— „Неизбежная… непременная…“ Подлый вы трус, вот что я вам скажу. Каждый день вы видите меня за столом, вы здороваетесь со мной и улыбаетесь, вы передаете мне соус и улыбаетесь, вы желаете мне приятного аппетита и улыбаетесь. А в один прекрасный день на мою голову валится вот эта мазня с идиотскими обвинениями. Что и говорить, на бумаге вы храбрец! Ну, пусть бы этим дурацким письмом дело и кончилось. Так нет же, вы еще вели интриги против меня, вели их за моей спиной, теперь я это прекрасно понимаю… впрочем, не воображайте, что вы чего-то добились! Если вы тешите себя надеждой, что вскружили голову моей жене, то вы заблуждаетесь, любезный, слишком она для этого разумный человек! А если вы, чего доброго, думаете, что на этот раз она встретила меня как-то по-другому — меня и ребенка, — так это уж сущая ерунда! Если она и не поцеловала сына, то сделала это из осторожности, потому что недавно возникло предположение, что болезнь у нее не в дыхательном горле, а в легких, и тут уж неизвестно… Хотя вообще-то совсем еще не доказано, что у нее плохо с легкими, а вы уж заладили: „Она умирает, милостивый государь!“ Осел вы, и больше ничего.

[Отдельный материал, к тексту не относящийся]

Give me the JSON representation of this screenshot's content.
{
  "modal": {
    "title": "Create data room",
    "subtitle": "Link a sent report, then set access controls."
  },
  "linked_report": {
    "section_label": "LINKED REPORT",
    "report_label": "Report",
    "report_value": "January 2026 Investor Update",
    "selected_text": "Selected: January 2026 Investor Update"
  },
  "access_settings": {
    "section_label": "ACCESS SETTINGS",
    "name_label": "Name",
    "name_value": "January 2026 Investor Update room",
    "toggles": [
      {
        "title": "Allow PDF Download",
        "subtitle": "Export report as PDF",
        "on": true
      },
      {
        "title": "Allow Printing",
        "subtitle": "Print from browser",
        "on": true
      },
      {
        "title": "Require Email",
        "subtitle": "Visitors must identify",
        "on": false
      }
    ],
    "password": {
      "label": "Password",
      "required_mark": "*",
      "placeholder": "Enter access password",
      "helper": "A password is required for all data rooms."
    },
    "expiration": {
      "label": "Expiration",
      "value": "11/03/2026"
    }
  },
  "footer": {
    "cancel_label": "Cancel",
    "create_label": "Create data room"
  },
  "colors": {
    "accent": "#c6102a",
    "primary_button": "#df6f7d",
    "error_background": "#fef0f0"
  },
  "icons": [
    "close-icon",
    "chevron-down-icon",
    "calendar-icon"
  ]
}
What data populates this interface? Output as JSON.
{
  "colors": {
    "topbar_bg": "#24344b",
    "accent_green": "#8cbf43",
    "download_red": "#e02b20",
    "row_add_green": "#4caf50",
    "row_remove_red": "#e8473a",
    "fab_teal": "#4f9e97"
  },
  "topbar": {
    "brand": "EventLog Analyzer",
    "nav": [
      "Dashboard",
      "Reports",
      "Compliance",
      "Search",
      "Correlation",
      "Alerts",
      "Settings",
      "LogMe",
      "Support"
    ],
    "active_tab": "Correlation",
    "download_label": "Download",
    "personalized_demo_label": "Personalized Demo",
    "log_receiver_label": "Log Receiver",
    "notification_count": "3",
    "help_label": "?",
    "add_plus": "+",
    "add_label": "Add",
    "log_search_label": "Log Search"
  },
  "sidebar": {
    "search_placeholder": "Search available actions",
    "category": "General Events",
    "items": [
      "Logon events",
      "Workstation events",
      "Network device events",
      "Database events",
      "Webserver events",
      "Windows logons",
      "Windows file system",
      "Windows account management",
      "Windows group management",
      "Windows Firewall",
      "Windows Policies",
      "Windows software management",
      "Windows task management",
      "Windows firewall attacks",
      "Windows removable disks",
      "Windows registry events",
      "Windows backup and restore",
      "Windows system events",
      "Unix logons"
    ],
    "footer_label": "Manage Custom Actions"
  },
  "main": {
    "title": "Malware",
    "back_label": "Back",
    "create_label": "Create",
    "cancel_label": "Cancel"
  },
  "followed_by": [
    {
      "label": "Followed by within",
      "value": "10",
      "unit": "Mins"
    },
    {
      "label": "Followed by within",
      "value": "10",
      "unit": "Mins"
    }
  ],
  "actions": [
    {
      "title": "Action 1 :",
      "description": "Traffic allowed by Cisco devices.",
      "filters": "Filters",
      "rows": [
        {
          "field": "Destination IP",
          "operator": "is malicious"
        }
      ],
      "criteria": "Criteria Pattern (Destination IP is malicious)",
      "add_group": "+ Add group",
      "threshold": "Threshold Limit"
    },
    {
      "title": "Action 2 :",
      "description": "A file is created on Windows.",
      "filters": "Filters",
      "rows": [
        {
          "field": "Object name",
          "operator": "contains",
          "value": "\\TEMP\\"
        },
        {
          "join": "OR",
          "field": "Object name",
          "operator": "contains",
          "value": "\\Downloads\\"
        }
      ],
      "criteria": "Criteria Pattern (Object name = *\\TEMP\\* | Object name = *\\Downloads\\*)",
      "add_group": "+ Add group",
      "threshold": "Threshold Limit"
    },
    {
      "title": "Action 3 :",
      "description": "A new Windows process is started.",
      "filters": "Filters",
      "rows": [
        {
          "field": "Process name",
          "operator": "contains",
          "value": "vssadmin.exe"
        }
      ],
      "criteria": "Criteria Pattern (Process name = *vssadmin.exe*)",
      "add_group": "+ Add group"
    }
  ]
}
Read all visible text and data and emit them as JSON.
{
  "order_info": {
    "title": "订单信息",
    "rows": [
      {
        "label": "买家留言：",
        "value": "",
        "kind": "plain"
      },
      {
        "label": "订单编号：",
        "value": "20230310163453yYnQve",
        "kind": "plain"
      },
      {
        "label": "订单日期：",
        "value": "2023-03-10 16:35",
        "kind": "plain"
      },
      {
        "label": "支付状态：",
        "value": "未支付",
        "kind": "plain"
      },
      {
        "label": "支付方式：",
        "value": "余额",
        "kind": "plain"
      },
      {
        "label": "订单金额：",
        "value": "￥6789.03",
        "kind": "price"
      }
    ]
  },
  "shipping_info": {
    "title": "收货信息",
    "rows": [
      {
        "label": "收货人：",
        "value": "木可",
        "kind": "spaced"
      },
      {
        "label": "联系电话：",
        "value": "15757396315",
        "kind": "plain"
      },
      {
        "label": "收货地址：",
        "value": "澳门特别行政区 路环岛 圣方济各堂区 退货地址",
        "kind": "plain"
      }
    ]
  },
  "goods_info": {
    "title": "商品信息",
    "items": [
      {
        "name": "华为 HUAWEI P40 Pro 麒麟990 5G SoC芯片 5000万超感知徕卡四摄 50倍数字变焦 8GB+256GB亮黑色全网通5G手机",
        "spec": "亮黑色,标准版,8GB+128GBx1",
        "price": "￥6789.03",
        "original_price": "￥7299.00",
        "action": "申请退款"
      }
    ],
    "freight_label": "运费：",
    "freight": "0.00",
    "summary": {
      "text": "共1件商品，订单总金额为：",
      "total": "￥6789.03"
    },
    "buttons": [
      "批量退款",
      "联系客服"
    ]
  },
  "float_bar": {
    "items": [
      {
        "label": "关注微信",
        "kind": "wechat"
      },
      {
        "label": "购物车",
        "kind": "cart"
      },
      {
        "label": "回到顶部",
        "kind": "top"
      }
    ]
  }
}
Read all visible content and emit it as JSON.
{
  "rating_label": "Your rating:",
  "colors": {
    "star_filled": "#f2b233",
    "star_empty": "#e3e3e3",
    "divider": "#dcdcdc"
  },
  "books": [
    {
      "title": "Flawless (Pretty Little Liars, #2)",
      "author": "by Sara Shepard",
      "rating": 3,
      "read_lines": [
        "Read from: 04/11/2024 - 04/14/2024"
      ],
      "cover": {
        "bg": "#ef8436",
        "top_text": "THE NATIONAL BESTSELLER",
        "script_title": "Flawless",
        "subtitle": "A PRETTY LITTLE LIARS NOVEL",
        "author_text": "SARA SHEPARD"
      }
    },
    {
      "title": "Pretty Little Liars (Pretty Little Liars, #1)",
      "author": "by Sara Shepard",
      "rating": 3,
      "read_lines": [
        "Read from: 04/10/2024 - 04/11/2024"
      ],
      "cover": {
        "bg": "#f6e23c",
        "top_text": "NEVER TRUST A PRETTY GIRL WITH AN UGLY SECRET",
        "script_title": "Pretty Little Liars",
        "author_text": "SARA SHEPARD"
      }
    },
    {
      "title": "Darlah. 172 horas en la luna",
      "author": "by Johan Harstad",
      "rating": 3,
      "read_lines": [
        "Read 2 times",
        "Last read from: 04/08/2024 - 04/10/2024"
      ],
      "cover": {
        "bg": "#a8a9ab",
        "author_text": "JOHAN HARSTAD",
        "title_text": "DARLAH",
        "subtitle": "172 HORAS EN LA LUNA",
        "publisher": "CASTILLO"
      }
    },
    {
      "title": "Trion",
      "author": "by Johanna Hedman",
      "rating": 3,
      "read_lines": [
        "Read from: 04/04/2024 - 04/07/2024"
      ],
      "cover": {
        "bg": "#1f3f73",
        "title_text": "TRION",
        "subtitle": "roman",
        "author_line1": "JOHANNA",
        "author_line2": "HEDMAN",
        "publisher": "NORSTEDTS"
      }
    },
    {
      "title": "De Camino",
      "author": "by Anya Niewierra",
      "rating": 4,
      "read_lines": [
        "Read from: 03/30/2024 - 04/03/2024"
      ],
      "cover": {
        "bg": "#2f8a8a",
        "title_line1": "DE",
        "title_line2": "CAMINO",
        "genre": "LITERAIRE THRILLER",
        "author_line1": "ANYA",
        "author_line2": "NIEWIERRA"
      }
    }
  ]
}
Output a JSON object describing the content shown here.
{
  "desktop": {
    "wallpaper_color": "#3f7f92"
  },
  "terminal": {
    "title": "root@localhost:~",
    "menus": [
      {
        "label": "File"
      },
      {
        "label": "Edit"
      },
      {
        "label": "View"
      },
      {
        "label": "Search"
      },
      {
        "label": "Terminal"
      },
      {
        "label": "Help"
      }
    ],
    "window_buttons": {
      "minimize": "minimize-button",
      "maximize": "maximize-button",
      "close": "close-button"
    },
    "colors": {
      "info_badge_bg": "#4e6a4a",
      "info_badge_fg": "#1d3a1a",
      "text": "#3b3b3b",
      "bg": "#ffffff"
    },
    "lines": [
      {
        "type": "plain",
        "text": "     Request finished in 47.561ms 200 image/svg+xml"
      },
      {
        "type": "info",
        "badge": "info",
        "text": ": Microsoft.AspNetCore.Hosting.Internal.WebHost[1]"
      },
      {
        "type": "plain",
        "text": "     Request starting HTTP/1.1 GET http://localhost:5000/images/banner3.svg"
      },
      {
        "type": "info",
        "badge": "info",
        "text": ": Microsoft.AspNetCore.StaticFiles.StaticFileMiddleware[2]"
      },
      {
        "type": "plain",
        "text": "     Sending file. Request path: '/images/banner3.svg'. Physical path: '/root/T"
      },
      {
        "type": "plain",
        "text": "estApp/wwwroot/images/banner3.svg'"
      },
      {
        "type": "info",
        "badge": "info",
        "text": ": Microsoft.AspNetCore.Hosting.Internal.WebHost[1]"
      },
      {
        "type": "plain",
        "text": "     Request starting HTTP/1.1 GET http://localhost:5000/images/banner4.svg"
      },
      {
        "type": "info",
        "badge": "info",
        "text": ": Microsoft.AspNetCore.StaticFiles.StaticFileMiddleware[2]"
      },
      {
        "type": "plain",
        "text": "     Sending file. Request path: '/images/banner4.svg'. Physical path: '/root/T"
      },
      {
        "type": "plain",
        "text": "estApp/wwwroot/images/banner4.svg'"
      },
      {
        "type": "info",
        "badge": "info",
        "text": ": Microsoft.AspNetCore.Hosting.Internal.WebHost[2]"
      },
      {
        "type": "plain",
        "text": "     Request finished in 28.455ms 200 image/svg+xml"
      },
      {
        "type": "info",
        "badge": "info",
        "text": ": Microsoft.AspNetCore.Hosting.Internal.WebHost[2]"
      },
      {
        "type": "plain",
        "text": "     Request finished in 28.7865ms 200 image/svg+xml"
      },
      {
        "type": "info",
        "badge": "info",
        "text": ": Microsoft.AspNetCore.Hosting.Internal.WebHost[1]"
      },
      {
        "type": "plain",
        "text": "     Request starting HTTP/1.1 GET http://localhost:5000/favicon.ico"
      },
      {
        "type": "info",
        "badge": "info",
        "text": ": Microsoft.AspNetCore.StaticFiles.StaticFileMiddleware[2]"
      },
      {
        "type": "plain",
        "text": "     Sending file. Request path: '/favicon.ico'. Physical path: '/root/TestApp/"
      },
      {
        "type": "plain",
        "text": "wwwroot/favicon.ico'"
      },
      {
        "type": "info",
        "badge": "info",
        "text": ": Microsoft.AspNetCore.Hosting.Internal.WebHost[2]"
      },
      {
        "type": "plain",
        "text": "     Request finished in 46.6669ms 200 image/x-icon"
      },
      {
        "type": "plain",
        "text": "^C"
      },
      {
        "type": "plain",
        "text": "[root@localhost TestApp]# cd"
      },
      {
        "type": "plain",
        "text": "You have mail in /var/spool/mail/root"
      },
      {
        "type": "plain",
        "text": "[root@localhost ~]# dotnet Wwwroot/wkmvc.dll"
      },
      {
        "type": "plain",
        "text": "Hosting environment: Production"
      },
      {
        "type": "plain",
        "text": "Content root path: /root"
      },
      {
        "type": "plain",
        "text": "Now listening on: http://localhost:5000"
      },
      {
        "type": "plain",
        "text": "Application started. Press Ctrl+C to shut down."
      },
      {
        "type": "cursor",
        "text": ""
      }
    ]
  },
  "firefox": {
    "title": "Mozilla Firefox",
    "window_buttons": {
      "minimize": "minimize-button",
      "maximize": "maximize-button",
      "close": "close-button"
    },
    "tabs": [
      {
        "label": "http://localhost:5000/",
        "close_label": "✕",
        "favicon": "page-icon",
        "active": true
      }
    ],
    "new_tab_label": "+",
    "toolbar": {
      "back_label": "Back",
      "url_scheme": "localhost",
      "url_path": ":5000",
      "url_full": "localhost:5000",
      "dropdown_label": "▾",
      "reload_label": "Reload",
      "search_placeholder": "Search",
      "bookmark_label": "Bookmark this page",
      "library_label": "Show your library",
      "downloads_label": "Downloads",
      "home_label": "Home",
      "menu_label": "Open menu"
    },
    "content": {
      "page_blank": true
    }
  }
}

Тут господин Клетериан попытался перевести дыхание. Он так разгневался, что непрестанно пронзал воздух указательным пальцем правой руки, в то время как левая самым безжалостным образом комкала письмо. Лицо его, окаймленное светлыми английскими бакенбардами, побагровело, набухшие вены, словно грозные молнии, прорезали его насупленный лоб.
— Вы ненавидите меня, — продолжал он, — и вы бы меня презирали, если бы я не был сильнее вас. Да, я сильнее, черт возьми, у меня душа на месте, а у вас она то и дело уходит в пятки, хитрый вы идиот, я бы отдубасил вас с вашим „духом и словом“, если бы это не было запрещено. Но это еще не значит, что я вам так просто спущу ваши нападки: боюсь, что вам очень не поздоровится, если я покажу своему адвокату то место в письме, где говорится насчет „заурядной фамилии“. Моя фамилия, сударь, вполне хороша, и хороша благодаря мне. А вот дадут ли вам под залог вашей фамилии хотя бы полушку в долг, это, сударь мой, более чем сомнительно. И откуда вы только взялись, бездельник! Надо бы издать закон против таких, как вы! Вы опасны для общества! Вы сводите людей с ума!.. Впрочем, не воображайте, что вам удалось своротить мне мозги, тоже еще заступник нашелся! Меня не собьют с толку такие типы, как вы. У меня душа на месте…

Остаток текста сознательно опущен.